By Blessing Bature, Abuja
A civil society organisation (CSO), Rights Enforcement and Public Law Centre (REPLACE) has tasked government on need to uphold the fundamental human rights of Nigerians vulnerable people, especially women and people living with disabilities (PLWDs).
The executive director of REPLACE, Barrister Felicitas Aigbogun-Brai, said this yesterday in Abuja that women and Persons Living With Disability are greatly marginalised in Nigeria and called on government for urgent intervention.
Aigbogun-Brai said People with disabilities in Nigeria typically receive little support from the government and instead rely on family members, non-governmental organisations (NGOs) and religious groups, adding one of their biggest obstacles is the stigma surrounding their disabilities and challenges for access to justice cannot be overemphasised.
She said: “Out of Nigeria’s estimated population of 200 million, approximately 27 million people live with disabilities.

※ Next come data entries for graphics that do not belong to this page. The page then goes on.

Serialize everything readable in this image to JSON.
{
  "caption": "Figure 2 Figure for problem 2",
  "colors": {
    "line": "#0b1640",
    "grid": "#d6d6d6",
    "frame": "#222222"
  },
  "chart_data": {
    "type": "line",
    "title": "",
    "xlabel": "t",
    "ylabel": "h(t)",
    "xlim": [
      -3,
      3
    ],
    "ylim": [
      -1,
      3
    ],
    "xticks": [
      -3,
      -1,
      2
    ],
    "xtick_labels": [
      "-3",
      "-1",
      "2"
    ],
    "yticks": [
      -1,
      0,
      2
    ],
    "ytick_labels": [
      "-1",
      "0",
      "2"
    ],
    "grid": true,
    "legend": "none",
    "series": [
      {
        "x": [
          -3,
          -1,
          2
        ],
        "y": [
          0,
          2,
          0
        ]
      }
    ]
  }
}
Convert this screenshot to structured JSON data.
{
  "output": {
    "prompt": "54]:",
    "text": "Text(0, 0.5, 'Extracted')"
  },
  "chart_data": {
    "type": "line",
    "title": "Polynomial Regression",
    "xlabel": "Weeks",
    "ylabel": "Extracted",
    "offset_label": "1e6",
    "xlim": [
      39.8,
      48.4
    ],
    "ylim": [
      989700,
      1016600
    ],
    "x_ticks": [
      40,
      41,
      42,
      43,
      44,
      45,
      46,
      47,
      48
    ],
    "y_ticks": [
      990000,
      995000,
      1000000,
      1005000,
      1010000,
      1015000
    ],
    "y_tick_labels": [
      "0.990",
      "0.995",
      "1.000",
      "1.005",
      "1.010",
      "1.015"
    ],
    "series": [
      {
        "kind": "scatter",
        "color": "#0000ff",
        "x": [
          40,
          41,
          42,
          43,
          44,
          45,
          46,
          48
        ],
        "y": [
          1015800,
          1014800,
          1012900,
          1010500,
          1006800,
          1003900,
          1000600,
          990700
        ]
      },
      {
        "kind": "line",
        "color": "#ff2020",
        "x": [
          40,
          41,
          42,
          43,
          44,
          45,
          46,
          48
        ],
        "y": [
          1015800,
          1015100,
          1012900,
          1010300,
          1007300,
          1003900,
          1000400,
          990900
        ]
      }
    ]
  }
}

A 2005 study by the Leprosy Mission Nigeria found that, of its 1,093 respondents, 37 percent struggled with visual impairments, 32 percent had limited mobility, 15 percent had reduced hearing and the majority of people surveyed- 61 percent-were unemployed because of their disability.
She appreciated President Muhammadu Buhari for signing disability bill into law, as this law comes into force, activist and organisations now have a significant legal basis for calling on Nigeria to do more for PLWDs, in line with her treaty obligations as contained in the Convention on Rights of Persons with disabilities, saying the passage of this law is a great start by increasing access and protection of people with disabilities in Nigeria and they can now have a greater voice in politics, education and the economy.
Also speaking, Barrister Sarah Rinmicit Garba, said that the basic objective for the formulation of guidelines for government was to formulate workable themes dwelling on the access to comprehensive, achievable and attainable justice for women in Nigeria in order for them to contribute to the development of society.
The chief objective of this guideline is to analyse and formulate workable themes dwelling on the access to comprehensive, achievable and attainable justice for women in Nigeria as well as the issue on gender identity from a constructive perspective, examining whether a reconstruction of gender perspectives would translate to justice for women and empower them to contribute positively to the society, she said.